The organization even uses a 3D printer to customize controllers for veterans.
“We kind of see what their limitations are or their abilities are and we do the best we can to fabricate a control box so they can play PC or console games,” Gonzalez said. “There are social aspects. It keeps you focused. It gives you purpose. Even if you are stuck in bed and can’t get up, now you can put a headset on and you are connected to the whole world.”
The organization also attends different gaming conferences.
“We go out and I tell people, ‘Hey I challenge you, my one hand to your two hands,’ and it is really fun because then I can teach them how I play with one hand and how difficult it can be. It is a way to just raise awareness in the gaming community for disabled veterans.”

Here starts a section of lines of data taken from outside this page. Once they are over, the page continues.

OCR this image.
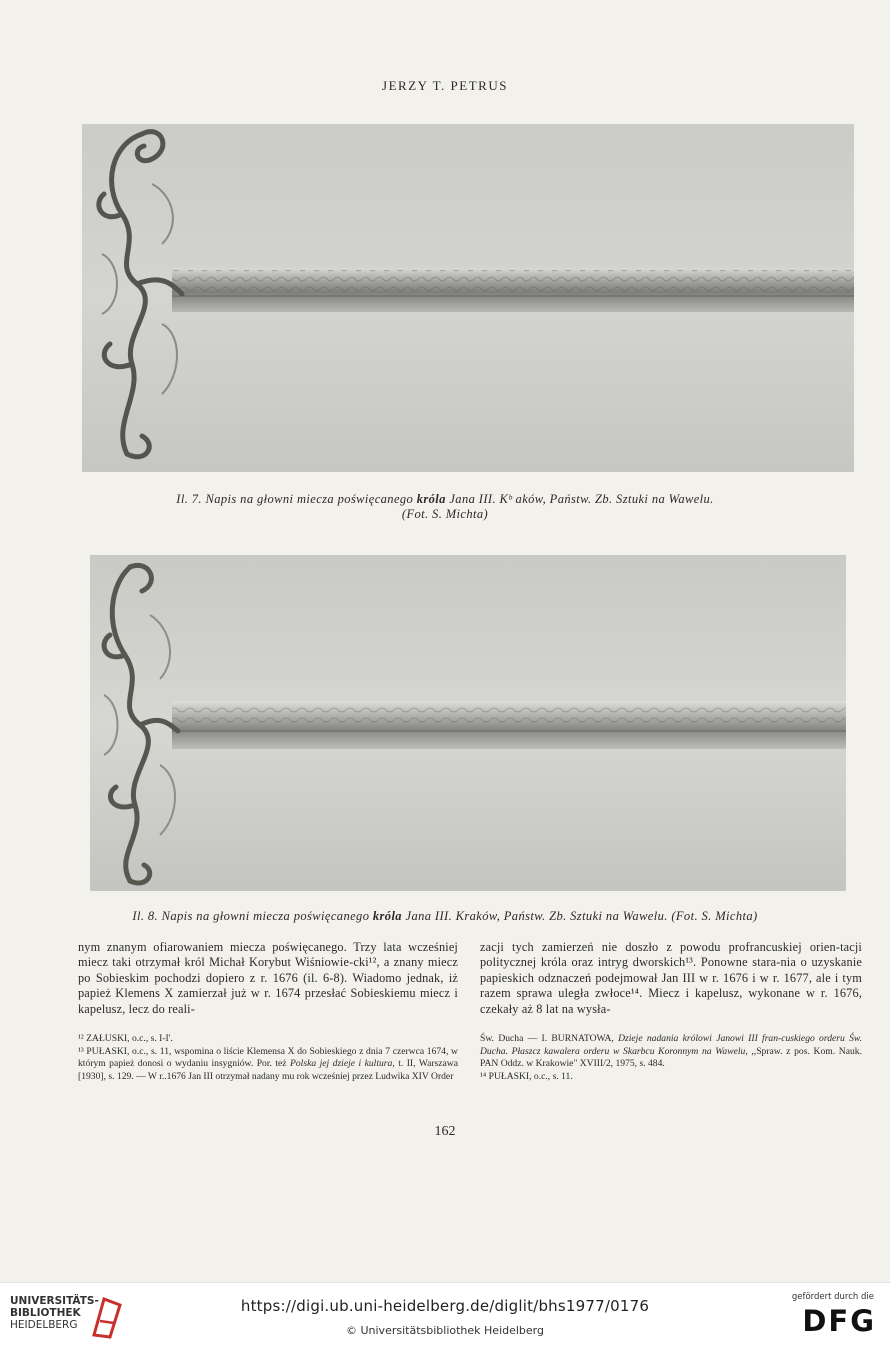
JERZY T. PETRUS
Il. 7. Napis na głowni miecza poświęcanego króla Jana III. Kᵇ aków, Państw. Zb. Sztuki na Wawelu.
(Fot. S. Michta)
Il. 8. Napis na głowni miecza poświęcanego króla Jana III. Kraków, Państw. Zb. Sztuki na Wawelu. (Fot. S. Michta)

nym znanym ofiarowaniem miecza poświęcanego. Trzy lata wcześniej miecz taki otrzymał król Michał Korybut Wiśniowie-cki¹², a znany miecz po Sobieskim pochodzi dopiero z r. 1676 (il. 6-8). Wiadomo jednak, iż papież Klemens X zamierzał już w r. 1674 przesłać Sobieskiemu miecz i kapelusz, lecz do reali-

zacji tych zamierzeń nie doszło z powodu profrancuskiej orien-tacji politycznej króla oraz intryg dworskich¹³. Ponowne stara-nia o uzyskanie papieskich odznaczeń podejmował Jan III w r. 1676 i w r. 1677, ale i tym razem sprawa uległa zwłoce¹⁴. Miecz i kapelusz, wykonane w r. 1676, czekały aż 8 lat na wysła-

¹² ZAŁUSKI, o.c., s. I-I'.

¹³ PUŁASKI, o.c., s. 11, wspomina o liście Klemensa X do Sobieskiego z dnia 7 czerwca 1674, w którym papież donosi o wydaniu insygniów. Por. też Polska jej dzieje i kultura, t. II, Warszawa [1930], s. 129. — W r..1676 Jan III otrzymał nadany mu rok wcześniej przez Ludwika XIV Order

Św. Ducha — I. BURNATOWA, Dzieje nadania królowi Janowi III fran-cuskiego orderu Św. Ducha. Płaszcz kawalera orderu w Skarbcu Koronnym na Wawelu, ,,Spraw. z pos. Kom. Nauk. PAN Oddz. w Krakowie" XVIII/2, 1975, s. 484.

¹⁴ PUŁASKI, o.c., s. 11.

162
UNIVERSITÄTS-
BIBLIOTHEK
HEIDELBERG
https://digi.ub.uni-heidelberg.de/diglit/bhs1977/0176
© Universitätsbibliothek Heidelberg
gefördert durch die
DFG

Gonzalez said his goal is to form a league of disabled veteran gamers to compete in e-sports. He said they are holding a gaming tournament Jan. 19 to raise money to make more adaptable controllers.
“I just wanted to give back and started thinking about what is my purpose or what do I want to leave behind. Sort of like my legacy,” Gonzalez said. “I just want my military veteran brothers and sisters to know you can still play games. You don’t have to lose this passion that we had before. It is still possible to learn how to game.”